Un grupo de hombres, en un ángulo, habla en voz baja; divididos como están en distintas tendencias, gesticulan y se acaloran. Algunos se muestran acusadores de Jesús; otros, defensores; y otros exhortan a éstos y a aquéllos a tener un juicio más maduro.
Al final, los más obstinados, quizás porque son pocos respecto a los otros dos grupos, se deciden por una tercera vía: van a donde Pedro, que está transportando junto con Simón las camillas — que ya no hacen falta — de tres de los curados, y le asaltan avasalladoramente dentro de la vasta habitación, que ha quedado transformada en hospedería de los peregrinos. Dicen: «Hombre de Galilea, escucha».
Pedro se vuelve y los mira como a unos bichos raros. No habla, pero su cara es todo un poema. Simón sólo lanza su mirada hacia los cinco energúmenos, y sale, dejándoles plantados a todos.
Uno de los cinco continúa diciendo: «Yo soy Samuel, el escriba; éste es el otro escriba, Sadoq; y éste es el judío Eleazar, muy conocido e influyente; y éste, el ilustre anciano Calasebona; y éste, finalmente, Nahúm. ¿Entendido? ¡Nahúm!» (y, por si fuera poco, el tono es enfático).

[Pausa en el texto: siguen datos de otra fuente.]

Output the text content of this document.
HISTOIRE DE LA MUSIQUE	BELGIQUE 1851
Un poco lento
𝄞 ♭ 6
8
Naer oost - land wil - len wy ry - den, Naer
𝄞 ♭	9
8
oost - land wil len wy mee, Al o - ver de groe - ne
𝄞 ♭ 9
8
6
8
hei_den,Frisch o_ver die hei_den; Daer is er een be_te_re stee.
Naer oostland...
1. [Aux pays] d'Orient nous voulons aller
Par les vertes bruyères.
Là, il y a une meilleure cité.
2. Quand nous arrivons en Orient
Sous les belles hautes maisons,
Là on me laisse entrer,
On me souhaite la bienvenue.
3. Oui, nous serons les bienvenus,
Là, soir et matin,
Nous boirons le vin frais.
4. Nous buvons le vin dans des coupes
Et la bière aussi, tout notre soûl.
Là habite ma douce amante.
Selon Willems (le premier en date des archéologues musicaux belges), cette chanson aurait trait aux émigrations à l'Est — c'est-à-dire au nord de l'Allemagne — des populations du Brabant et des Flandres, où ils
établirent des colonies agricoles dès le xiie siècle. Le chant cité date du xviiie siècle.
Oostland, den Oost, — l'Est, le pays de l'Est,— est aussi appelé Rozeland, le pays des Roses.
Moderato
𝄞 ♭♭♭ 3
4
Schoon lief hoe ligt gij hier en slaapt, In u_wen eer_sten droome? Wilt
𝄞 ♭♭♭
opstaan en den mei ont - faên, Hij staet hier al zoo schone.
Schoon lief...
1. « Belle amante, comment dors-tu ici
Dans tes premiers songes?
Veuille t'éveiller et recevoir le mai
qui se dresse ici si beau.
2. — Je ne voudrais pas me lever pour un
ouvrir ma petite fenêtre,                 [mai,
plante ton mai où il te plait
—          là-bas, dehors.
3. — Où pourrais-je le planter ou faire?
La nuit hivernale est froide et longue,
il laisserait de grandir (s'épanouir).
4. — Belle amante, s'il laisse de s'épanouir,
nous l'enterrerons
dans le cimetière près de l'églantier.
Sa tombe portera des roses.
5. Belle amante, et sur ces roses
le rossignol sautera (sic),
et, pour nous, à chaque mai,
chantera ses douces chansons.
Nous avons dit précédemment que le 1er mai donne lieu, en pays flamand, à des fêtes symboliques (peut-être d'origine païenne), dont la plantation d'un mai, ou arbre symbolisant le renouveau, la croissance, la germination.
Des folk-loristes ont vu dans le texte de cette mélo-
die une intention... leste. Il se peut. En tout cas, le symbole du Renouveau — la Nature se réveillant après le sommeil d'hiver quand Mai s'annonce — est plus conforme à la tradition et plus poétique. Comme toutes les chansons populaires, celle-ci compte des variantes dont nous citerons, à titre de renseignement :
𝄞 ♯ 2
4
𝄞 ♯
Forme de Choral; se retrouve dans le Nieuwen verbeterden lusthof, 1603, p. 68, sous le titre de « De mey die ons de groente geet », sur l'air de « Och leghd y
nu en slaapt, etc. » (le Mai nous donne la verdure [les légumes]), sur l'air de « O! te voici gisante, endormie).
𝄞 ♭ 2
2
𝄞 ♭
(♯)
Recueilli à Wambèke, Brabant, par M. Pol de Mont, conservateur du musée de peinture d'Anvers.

Pedro se inclina ligeramente según va oyendo estos nombres, pero, al oír el último, se queda a mitad de camino, y dice con la mayor indiferencia: «No lo sé, nunca le he oído, y... no entiendo nada».
«¡Vulgar pescador! ¡Has de saber que es el fiduciario de Anás!».
«No sé quién es; bueno, conozco a muchas mujeres de nombre Ana; incluso en Cafarnaúm hay un montón de Anas, pero no sé de qué Ana éste es fiduciario».
«¿Éste? ¿A mí se me dice: “éste”?».
«Y entonces, ¿cómo quieres que te llame?: ¿asno? ¿pájaro? Cuando iba a la escuela, me enseñó el maestro a decir “éste” hablando de un hombre, y, si no veo visiones, tu eres un hombre».
El hombre se revuelve como torturado por esas palabras. El otro, el primero que ha hablado, aclara: «Anás es el suegro de Caifás…».
«¡Aaaah!... ¡¡¡Ahora entiendo!!! ¿Y bien...?».
«¡Pues que has de saber que nosotros estamos indignados!».
«¿Con qué? ¿Con el tiempo? Yo también. Es la tercera vez que me cambio y ya no tengo más ropa seca».
«¡No seas necio!».
«¿Necio? Pero si es verdad; si no estáis indignados con el tiempo, entonces, ¿con qué? ¿con los romanos?».
«¡Con tu Maestro! Con el falso profeta».
«¡Oye, tú, Samuel, ojo, que entro en acción, y entonces soy como el lago: de la calma chicha a la tempestad paso en un momento. Ten cuidado con lo que dices…».
En esto, han llegado también los hijos de Zebedeo y de Alfeo, y con ellos Judas Iscariote y Simón, y se arriman a Pedro que, por su parte, levanta cada vez más la voz.
«¡No tocarás con tus manos plebeyas a los grandes de Sión!».
«¡Oh, qué señoritos más majos! Y vosotros no me toquéis al Maestro, porque, si no, voláis al pozo, inmediatamente, a purificaros de verdad, por dentro y por fuera».
«Recuerdo a los doctos del Templo — dice serenamente Simón — que la casa es de dominio privado». Y agrega Judas Iscariote: «Y que el Maestro, y soy garante de ello, ha mostrado siempre hacia las casas de los demás, y en primer lugar hacia la casa del Señor, el máximo respeto. Hágase igual con su casa».
«Tú cállate, gusano falso».
«¡De qué, falso? Me habéis asqueado y me he venido donde no hay asquerosidades, ¡y Dios quiera que el haber estado con vosotros no me haya corrompido hasta lo más profundo!».